# Pool zum Koi-Teich umbauen?



## Säscha (10. Juli 2010)

Hallo ich bin neu hier und möchte etwas über den Koi wissen
1. Ab was für ein alter werden kois geschlechtsreif?
2. Wie viel wachsen junge Kois im Jahr?( meine Kois sind 10,20,30cm)
Mein Opa möchte seinen in der Erde eingebauten Pool mit 25000 liter zuschütten und ich wollte wissen ob man in dem Pool jetzt Kois halten kann und braucht man da dann eine neue Filtertechnik weil mein Opa hat für den Pool so nen FIlter der mit Sand reinigt.

Mfg
Sascha


----------



## Säscha (11. Juli 2010)

*AW: Allgemeines über den  Koi*

kann mir jemand helfen von euch?


----------



## Buffo Buffo (11. Juli 2010)

*AW: Allgemeines über den  Koi*

:willkommen hier im Forum!

sorry, leider habe ich keine Ahnug von Kois! 

aber dir antwortet bestimmt jemand der sich auskennt!


----------



## Koi-Uwe (11. Juli 2010)

*AW: Allgemeines über den  Koi*

Hallo Sacha 

Also ein bisschen Zeit musst du den Usern schon geben, besonders bei dem Wetter :

Koi haben ca. mit 3-5 Jahren die Geschlechtsreife erreicht. Das Wachstum der Koi hängt von verschiedenen Faktoren ab, kann man nicht pauschalieren.

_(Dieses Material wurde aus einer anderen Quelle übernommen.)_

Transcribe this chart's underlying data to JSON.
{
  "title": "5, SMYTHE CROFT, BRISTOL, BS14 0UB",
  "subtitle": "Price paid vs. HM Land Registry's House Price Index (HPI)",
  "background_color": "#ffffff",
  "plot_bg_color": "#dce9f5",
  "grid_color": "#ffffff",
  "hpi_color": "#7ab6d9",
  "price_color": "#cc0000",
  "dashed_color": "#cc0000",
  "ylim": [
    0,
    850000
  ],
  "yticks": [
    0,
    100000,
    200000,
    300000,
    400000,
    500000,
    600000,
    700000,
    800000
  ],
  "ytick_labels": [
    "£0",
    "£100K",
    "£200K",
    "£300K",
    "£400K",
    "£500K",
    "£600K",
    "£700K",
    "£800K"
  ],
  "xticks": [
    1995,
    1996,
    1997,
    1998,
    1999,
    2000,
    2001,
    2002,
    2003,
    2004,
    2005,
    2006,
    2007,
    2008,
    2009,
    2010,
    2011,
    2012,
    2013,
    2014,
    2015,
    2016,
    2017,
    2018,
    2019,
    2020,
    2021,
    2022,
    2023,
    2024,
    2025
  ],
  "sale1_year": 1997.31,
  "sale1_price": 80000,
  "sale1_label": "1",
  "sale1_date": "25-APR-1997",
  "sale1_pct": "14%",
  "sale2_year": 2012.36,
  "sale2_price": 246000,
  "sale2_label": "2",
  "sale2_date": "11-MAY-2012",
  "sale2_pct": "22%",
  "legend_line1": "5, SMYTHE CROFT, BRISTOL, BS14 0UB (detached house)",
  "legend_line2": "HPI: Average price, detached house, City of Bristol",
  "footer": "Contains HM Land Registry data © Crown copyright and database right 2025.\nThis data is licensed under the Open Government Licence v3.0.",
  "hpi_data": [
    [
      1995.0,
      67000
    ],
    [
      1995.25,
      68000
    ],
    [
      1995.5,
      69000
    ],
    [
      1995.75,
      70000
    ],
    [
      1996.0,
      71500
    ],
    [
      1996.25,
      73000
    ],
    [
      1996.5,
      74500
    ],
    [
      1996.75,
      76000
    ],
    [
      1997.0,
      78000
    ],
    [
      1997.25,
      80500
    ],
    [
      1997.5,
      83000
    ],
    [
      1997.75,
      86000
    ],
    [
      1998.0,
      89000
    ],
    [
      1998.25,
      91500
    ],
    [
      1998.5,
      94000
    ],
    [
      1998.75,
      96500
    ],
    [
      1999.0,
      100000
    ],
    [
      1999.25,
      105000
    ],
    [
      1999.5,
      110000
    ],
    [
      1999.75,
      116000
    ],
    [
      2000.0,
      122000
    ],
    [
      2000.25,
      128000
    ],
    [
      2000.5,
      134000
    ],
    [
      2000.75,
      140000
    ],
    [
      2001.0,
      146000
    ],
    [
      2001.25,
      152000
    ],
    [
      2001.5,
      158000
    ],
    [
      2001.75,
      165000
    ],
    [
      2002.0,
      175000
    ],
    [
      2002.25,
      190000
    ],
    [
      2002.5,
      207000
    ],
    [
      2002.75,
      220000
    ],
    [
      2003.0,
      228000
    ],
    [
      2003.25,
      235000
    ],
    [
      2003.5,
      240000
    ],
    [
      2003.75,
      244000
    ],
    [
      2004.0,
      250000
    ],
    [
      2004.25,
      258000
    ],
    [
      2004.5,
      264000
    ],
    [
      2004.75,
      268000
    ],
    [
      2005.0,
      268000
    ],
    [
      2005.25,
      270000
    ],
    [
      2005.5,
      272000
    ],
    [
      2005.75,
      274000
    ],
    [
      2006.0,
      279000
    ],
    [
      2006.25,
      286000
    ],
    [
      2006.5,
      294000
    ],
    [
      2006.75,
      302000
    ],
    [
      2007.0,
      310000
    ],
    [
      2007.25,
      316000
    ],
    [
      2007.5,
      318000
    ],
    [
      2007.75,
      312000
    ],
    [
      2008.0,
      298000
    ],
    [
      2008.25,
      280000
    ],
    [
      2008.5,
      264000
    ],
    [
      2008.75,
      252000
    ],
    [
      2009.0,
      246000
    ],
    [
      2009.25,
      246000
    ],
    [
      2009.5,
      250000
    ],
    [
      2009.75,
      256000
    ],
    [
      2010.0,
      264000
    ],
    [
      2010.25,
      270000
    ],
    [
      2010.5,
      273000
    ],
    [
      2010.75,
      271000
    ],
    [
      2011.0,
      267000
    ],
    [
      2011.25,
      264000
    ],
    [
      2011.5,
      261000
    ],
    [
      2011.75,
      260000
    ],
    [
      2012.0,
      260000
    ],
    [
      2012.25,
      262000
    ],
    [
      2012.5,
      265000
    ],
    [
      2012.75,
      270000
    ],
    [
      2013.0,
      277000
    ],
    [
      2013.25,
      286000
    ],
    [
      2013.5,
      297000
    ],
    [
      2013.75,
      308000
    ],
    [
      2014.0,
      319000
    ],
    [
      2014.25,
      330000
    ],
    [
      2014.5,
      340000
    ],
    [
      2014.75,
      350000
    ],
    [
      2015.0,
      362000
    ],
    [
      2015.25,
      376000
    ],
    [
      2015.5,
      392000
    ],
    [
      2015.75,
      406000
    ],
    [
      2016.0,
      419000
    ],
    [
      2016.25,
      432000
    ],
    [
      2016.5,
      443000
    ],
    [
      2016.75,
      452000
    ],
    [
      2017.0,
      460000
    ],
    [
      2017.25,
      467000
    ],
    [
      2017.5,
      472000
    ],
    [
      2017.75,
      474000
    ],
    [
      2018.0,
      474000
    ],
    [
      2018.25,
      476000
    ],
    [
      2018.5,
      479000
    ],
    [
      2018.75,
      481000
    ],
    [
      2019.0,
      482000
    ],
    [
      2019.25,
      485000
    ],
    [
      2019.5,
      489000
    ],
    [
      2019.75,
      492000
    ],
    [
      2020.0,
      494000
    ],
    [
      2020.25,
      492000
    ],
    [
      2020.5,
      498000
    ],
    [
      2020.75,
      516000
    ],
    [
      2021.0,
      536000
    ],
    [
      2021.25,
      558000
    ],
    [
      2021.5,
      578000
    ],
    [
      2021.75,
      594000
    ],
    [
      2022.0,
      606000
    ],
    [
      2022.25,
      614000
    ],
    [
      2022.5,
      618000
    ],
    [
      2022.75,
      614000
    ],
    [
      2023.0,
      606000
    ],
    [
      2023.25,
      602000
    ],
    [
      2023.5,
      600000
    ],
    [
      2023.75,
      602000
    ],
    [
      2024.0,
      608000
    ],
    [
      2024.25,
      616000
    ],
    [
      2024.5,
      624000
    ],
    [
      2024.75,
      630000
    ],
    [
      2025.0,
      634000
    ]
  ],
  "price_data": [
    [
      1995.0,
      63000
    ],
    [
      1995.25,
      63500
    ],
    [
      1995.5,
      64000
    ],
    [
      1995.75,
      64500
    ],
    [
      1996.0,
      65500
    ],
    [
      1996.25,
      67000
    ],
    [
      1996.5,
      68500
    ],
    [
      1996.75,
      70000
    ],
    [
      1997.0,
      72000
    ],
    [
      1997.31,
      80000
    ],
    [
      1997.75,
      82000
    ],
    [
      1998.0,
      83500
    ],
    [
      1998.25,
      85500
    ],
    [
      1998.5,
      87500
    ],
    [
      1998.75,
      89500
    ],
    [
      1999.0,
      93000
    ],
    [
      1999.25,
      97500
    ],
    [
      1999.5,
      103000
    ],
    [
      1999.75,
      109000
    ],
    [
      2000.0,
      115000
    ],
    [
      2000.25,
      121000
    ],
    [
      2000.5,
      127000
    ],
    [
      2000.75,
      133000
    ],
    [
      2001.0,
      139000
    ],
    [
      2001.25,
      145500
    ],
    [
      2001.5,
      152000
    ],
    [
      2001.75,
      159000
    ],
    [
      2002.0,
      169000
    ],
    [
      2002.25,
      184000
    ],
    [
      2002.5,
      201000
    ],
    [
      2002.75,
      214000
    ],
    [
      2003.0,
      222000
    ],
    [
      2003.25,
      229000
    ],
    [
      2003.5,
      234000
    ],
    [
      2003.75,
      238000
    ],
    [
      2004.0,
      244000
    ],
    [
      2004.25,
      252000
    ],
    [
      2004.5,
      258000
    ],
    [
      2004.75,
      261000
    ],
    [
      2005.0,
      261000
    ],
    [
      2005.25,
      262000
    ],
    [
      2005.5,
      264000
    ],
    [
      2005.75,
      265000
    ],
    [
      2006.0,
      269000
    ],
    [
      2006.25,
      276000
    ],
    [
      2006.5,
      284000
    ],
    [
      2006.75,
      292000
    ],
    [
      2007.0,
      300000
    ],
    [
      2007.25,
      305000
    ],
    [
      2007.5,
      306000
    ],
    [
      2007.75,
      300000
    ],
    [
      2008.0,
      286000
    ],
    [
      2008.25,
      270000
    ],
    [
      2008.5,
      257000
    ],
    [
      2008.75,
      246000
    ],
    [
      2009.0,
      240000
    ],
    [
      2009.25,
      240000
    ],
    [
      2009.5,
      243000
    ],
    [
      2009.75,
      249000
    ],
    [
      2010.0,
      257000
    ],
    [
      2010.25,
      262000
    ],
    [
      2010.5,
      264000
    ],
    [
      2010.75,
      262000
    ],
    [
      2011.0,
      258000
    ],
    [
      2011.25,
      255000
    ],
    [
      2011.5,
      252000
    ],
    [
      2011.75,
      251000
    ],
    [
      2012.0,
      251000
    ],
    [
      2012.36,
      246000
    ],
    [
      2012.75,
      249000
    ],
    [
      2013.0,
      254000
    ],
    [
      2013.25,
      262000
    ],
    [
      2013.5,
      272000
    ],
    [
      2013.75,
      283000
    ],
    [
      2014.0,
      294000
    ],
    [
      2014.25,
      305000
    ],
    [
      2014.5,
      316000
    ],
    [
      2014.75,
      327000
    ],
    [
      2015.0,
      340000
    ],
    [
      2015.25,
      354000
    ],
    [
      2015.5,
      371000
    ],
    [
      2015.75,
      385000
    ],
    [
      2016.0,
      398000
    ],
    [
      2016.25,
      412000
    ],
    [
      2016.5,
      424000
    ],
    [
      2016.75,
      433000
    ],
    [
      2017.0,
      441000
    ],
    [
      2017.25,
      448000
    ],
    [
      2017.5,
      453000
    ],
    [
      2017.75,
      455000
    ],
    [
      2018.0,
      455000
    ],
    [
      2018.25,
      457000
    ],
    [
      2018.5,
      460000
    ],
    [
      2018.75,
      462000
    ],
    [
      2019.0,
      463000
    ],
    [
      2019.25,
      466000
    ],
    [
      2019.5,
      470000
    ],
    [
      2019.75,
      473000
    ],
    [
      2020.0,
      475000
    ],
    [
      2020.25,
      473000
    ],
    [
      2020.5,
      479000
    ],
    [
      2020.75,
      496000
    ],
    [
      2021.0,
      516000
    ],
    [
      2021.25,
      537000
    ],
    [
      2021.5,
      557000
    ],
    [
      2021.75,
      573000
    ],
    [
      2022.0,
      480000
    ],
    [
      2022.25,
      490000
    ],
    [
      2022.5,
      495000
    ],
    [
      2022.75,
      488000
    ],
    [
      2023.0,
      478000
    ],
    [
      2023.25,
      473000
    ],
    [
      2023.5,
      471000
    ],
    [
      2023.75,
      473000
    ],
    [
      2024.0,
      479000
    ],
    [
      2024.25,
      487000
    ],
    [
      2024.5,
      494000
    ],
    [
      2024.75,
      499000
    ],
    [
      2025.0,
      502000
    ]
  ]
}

Um den Pool zu einem Koiteich umzuwandeln ist ein wenig mehr nötig als nur ein neuer Filter. Lies dir doch bitte unser Basiswissen durch, da werden einige deiner Fragen schon beantwortet.


----------



## Säscha (11. Juli 2010)

*AW: Allgemeines über den  Koi*

Ok werd ich machen danke für die schnellen Antworten heute


----------



## Säscha (12. Juli 2010)

*Pool zum Schwimmteich/teich*

Hallo ich bin neu hier im Forum und wollte mal etwas wissen mein Opa will seinen im boden eigegrabenen Pool mit Erde zuschütten weil keiner den Pool sauber macht  und da kam mir die Frage ob man den Pool einfach zum Koiteich umwandeln kann braucht man da eine andere Filtertechnik weil wir haben einen Sandfilter am Pool kann man den dafür auch verwenden und einfach Fische rein lassen oder was muss man alles umgestaltem?
MFG
Sascha


----------



## Digicat (12. Juli 2010)

*AW: Allgemeines über den  Koi*

Servus Sascha

Herzlich Willkommen

Wie Uwe angemerkt hat ... so einfach ist das nicht 

Und hast du Dir das Basiswissen schon durchgelesen 

Zeige uns doch bitte mal den Pool 

Habe deinen anderen Thread hier angehängt ....


----------



## jolantha (12. Juli 2010)

*AW: Allgemeines über den  Koi*

Hallo, Sascha, gratuliere zum neuen Hobby. Hört sich für manche vielleicht doof an, aber Kois entwickeln sich völlig unterschiedlich, wie kleine Kinder. Manche werden handzahm, kommen auf Zuruf, nuckeln an Deinem Finger und lassen sich streicheln. Andere bleiben ihr Leben lang zurückhaltend und auf Distanz. Manchmal wird auch der " nicht so schöne " der Lieblingskoi ! So wie meiner . Gruß Jo


----------



## Säscha (12. Juli 2010)

*AW: Allgemeines über den  Koi*

Ok ich werde schauen ob ich was zu dem thema finden werde! Aber kann mir jemand mal sagen ob der Sandfilter auch für Teiche geeignet sind?

MFG
Sascha


----------



## Digicat (12. Juli 2010)

*AW: Allgemeines über den  Koi*

Servus Sascha

Eine Sandfilteranlage ist meiner Meinung nach nicht geeignet für Teiche und schon garnicht für Koiteiche .....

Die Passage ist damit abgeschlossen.